Irrespective of the technique, spontaneity is imperative at this point with ever growing kihaku and zanshin. Stage two is the blood and bones of Jiyu Ippon Kumite training, which sets the stage for the rest of one’s future karate practice.

STAGE THREE: After achieving the Ikkyu one immediately faces the direct challenge of challenging Shodan: ‘The Beginners Step’—the first-degree black belt. This is where Jiyu Ippon Kumite truly becomes the bridge to Jiyu Kumite.

At this stage, the attack is still an oi-waza, however, it is not announced and can be anything which is effective.
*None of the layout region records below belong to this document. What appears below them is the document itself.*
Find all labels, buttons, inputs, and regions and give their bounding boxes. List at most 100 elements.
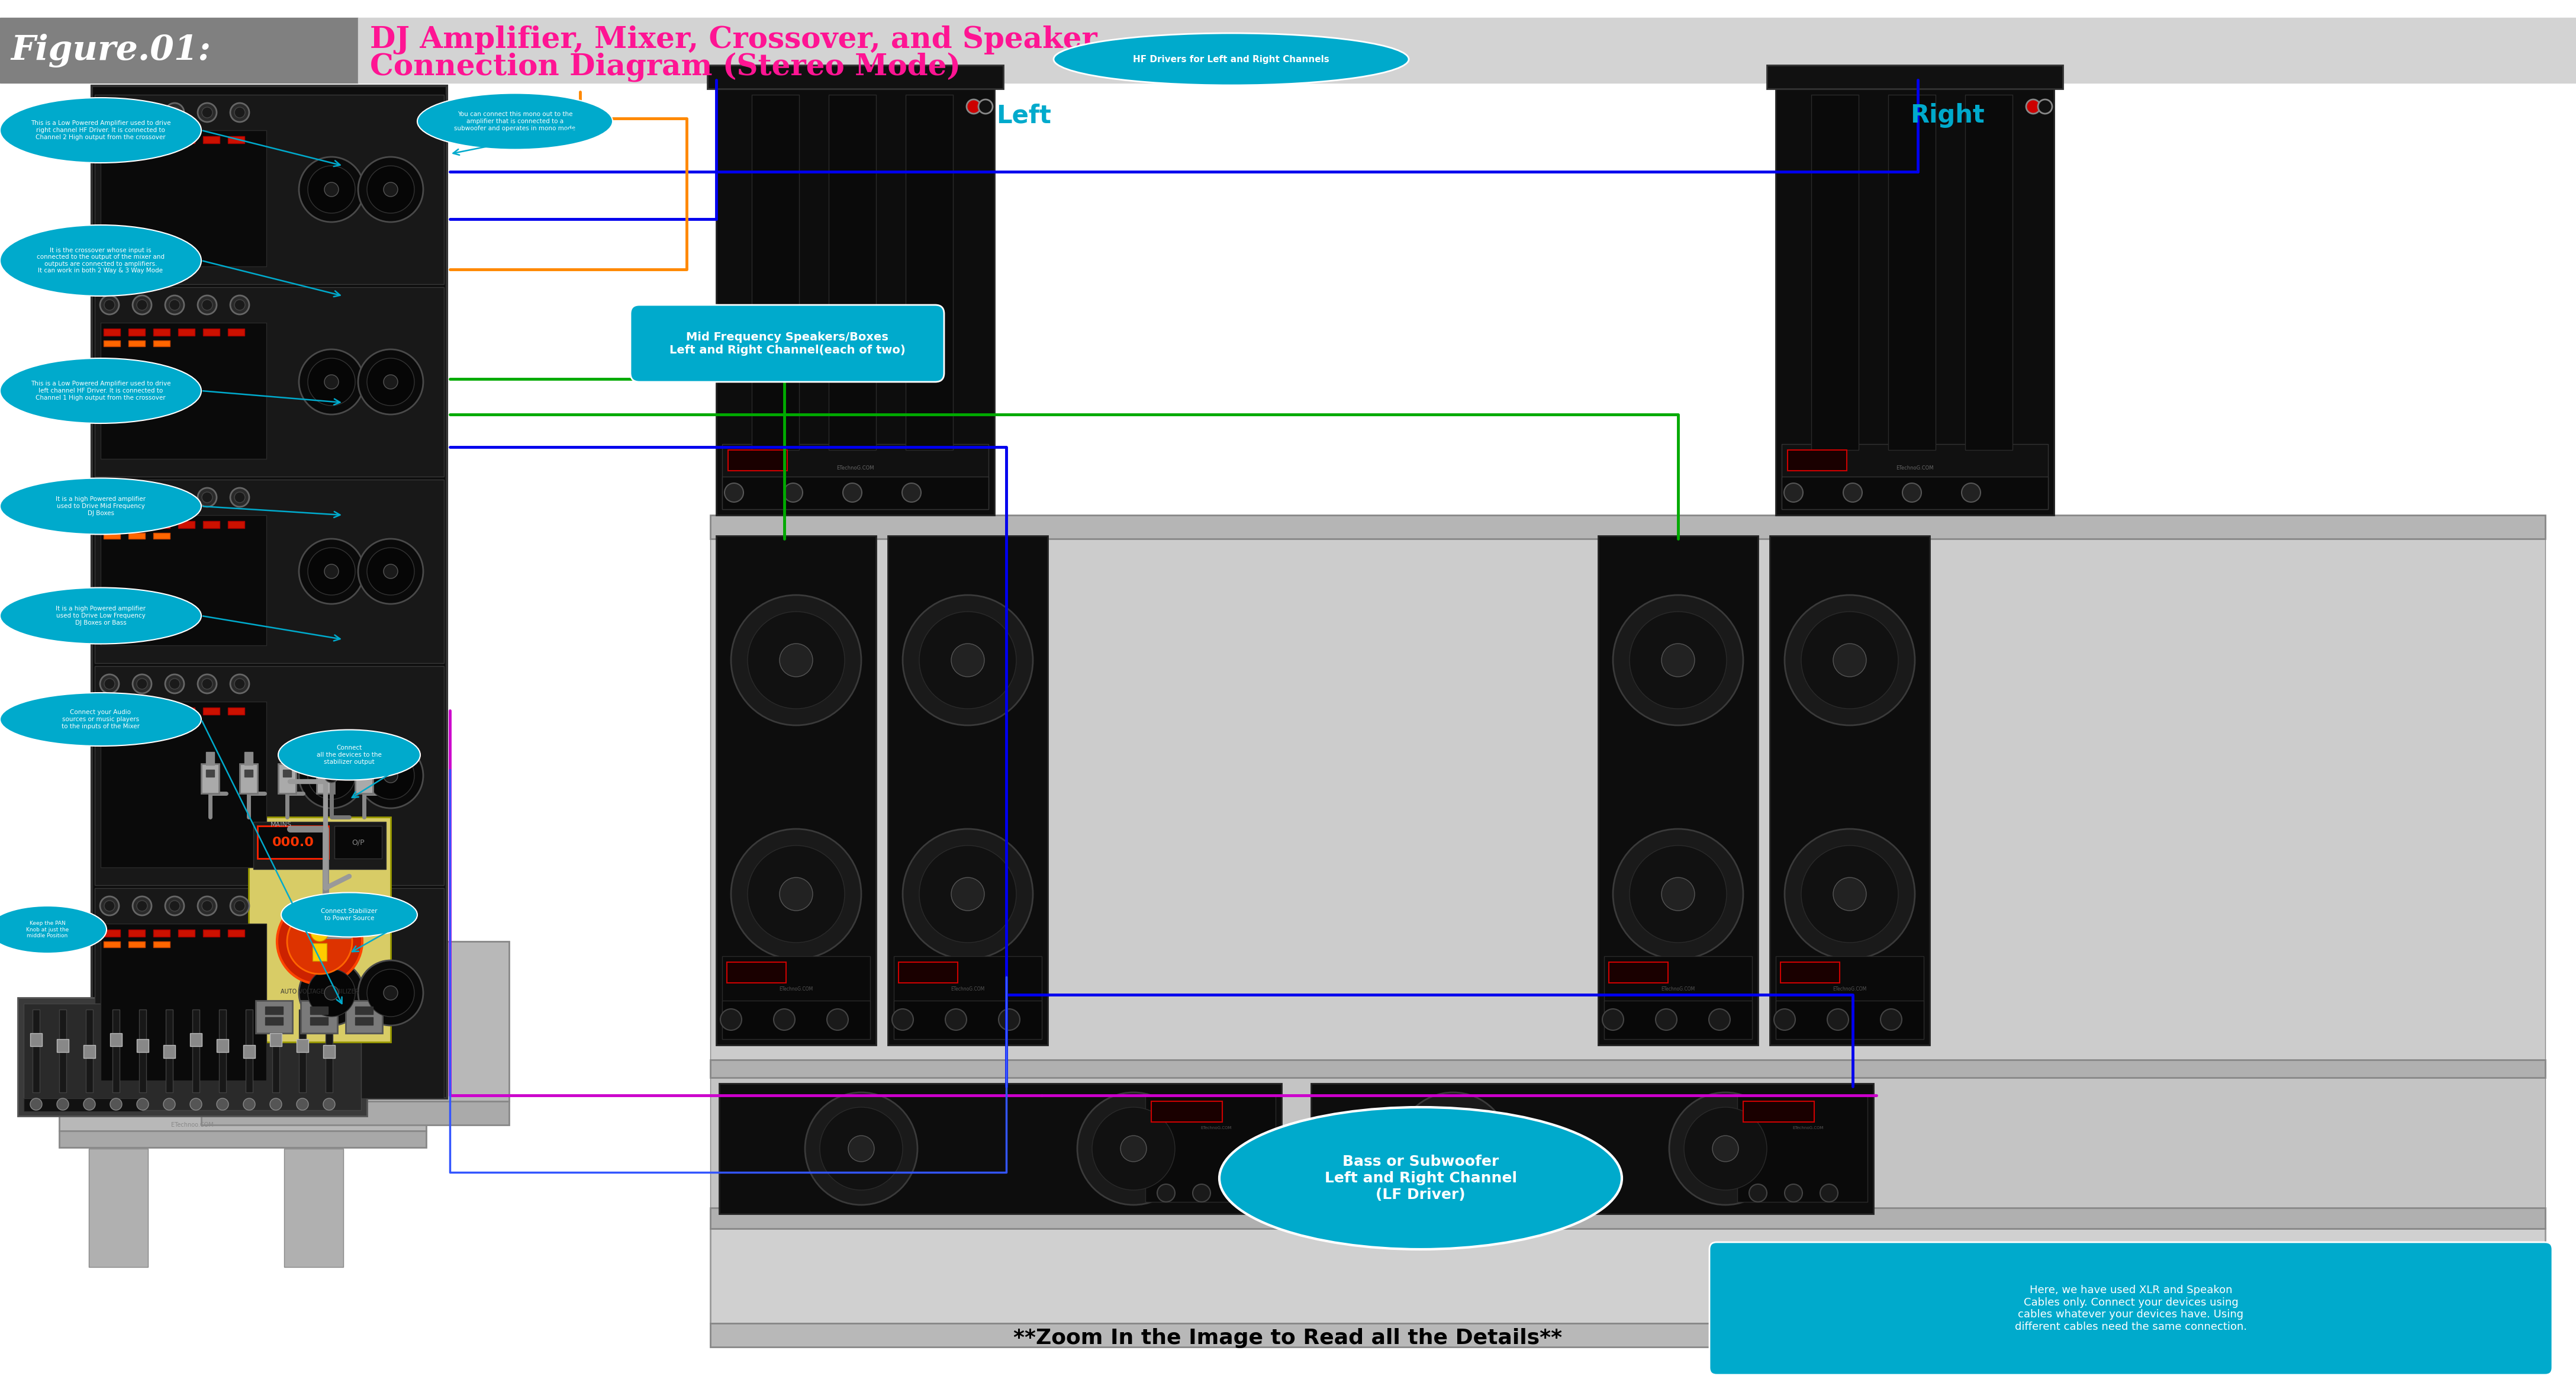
Ellipse shape	[417, 94, 613, 150]
Circle shape	[201, 678, 211, 689]
Text: MAINS: MAINS	[270, 821, 291, 828]
Bar	[721, 956, 871, 1039]
Circle shape	[299, 350, 363, 414]
Circle shape	[773, 1009, 796, 1031]
Circle shape	[358, 743, 422, 808]
Text: Bass or Subwoofer
Left and Right Channel
(LF Driver): Bass or Subwoofer Left and Right Channel…	[1324, 1154, 1517, 1201]
Bar	[103, 329, 121, 336]
Bar	[100, 702, 265, 867]
Circle shape	[1785, 483, 1803, 502]
Bar	[165, 1010, 173, 1093]
Bar	[103, 533, 121, 539]
Circle shape	[1775, 1009, 1795, 1031]
Text: 000.0: 000.0	[273, 837, 314, 849]
Bar	[178, 329, 196, 336]
Bar	[283, 769, 291, 777]
Bar	[129, 522, 144, 528]
Bar	[95, 480, 443, 663]
Text: ETechnoG.COM: ETechnoG.COM	[1793, 1126, 1824, 1130]
Bar	[711, 1324, 2545, 1347]
Circle shape	[358, 539, 422, 604]
Circle shape	[1121, 1135, 1146, 1161]
Circle shape	[201, 107, 211, 118]
Circle shape	[103, 900, 116, 911]
Circle shape	[358, 960, 422, 1025]
Circle shape	[384, 985, 397, 1000]
Circle shape	[783, 483, 804, 502]
Circle shape	[1801, 845, 1899, 943]
Bar	[711, 1208, 2545, 1229]
Circle shape	[299, 157, 363, 222]
Bar	[899, 962, 958, 982]
Text: ETechnoG.COM: ETechnoG.COM	[951, 987, 984, 992]
Bar	[1775, 956, 1924, 1039]
Circle shape	[191, 1098, 201, 1110]
Bar	[201, 1101, 510, 1126]
Circle shape	[1821, 1185, 1837, 1201]
Circle shape	[358, 157, 422, 222]
Bar	[103, 149, 121, 154]
Circle shape	[366, 751, 415, 799]
Circle shape	[137, 1098, 149, 1110]
Text: O/P: O/P	[353, 839, 366, 846]
Bar	[129, 941, 144, 947]
Circle shape	[198, 896, 216, 915]
Text: Connect Stabilizer
to Power Source: Connect Stabilizer to Power Source	[322, 908, 379, 921]
Circle shape	[100, 674, 118, 694]
Circle shape	[57, 1098, 70, 1110]
Circle shape	[951, 878, 984, 911]
Circle shape	[165, 896, 183, 915]
Circle shape	[216, 1098, 229, 1110]
Bar	[711, 1077, 2545, 1208]
Circle shape	[234, 678, 245, 689]
Circle shape	[103, 493, 116, 502]
Bar	[250, 817, 392, 1042]
Ellipse shape	[1218, 1108, 1623, 1249]
Circle shape	[2038, 99, 2053, 114]
Text: ETechnoG.COM: ETechnoG.COM	[778, 987, 814, 992]
Bar	[216, 1039, 229, 1053]
Circle shape	[242, 1098, 255, 1110]
Circle shape	[1440, 1135, 1466, 1161]
Text: **Zoom In the Image to Read all the Details**: **Zoom In the Image to Read all the Deta…	[1012, 1328, 1564, 1348]
Bar	[829, 95, 876, 450]
Bar	[137, 1039, 149, 1053]
Circle shape	[1412, 1108, 1494, 1190]
Bar	[1788, 450, 1847, 471]
Circle shape	[307, 165, 355, 213]
Bar	[278, 764, 296, 794]
Bar	[23, 1003, 361, 1110]
Ellipse shape	[1054, 33, 1409, 85]
Circle shape	[137, 900, 147, 911]
Bar	[193, 1010, 198, 1093]
Circle shape	[366, 358, 415, 406]
Bar	[155, 136, 170, 143]
Circle shape	[307, 548, 355, 594]
Text: Connection Diagram (Stereo Mode): Connection Diagram (Stereo Mode)	[371, 52, 961, 81]
Bar	[204, 136, 219, 143]
Bar	[85, 1010, 93, 1093]
Bar	[283, 1149, 343, 1267]
Circle shape	[299, 743, 363, 808]
Circle shape	[162, 1098, 175, 1110]
Circle shape	[384, 564, 397, 578]
Circle shape	[1613, 594, 1744, 725]
Circle shape	[747, 845, 845, 943]
Circle shape	[198, 674, 216, 694]
Circle shape	[325, 985, 337, 1000]
Circle shape	[1631, 845, 1726, 943]
Circle shape	[724, 483, 744, 502]
Bar	[1744, 1101, 1814, 1121]
Circle shape	[1077, 1093, 1190, 1205]
Circle shape	[103, 107, 116, 118]
Circle shape	[165, 103, 183, 122]
Circle shape	[1157, 1185, 1175, 1201]
Bar	[721, 1000, 871, 1039]
Bar	[255, 1000, 294, 1033]
Bar	[206, 751, 214, 765]
Bar	[103, 340, 121, 347]
Text: It is the crossover whose input is
connected to the output of the mixer and
outp: It is the crossover whose input is conne…	[36, 248, 165, 274]
Circle shape	[1656, 1009, 1677, 1031]
Bar	[155, 707, 170, 714]
Text: Right: Right	[1911, 103, 1984, 128]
To pass "...the Shodan is not only to defend, it is to attack effectively. One cannot pass if they do not try to down the opponent" (Ref. - T. Asai); hence, their choice of attack and attacking maai must be exact. Likewise, the defense and counter must be effective. In the case of attack, full contact is permitted; however, the counterattack must be perfectly controlled. A key point, in defense, is to really watch the opponent and to "not run away" (Ref. - T. Asai, M. Tanaka). One must be both decisive and courageous in this form of Jiyu Ippon Kumite. It is a real challenge!

A few other points... "The attacker may employ kenseiwaza (feints) before they attack; furthermore, if the defenders counterattack fails, the attacker is permitted to attack again" (Ref. - M. Nakayama).

Overall, this is ‘old school form of Jiyu Ippon Kumite’. 国際空手道松濤(International Karate Shotokan follows this process of as it logically builds from Gohon and Kihon Ippon Kumite; then, bridges to Jiyu Kumite and Goshin Jutsu/Self-Defense. Otherwise, what is the point?  I would like to conclude by saying that the second and third forms of Jiyu Ippon Kumite are essential training—irrespective of grade and tenure in Karate. Of course, this also leads on to Oyo Kumite, but that is perhaps a topic for another day.
© André Bertel. Oita City, Japan (2020).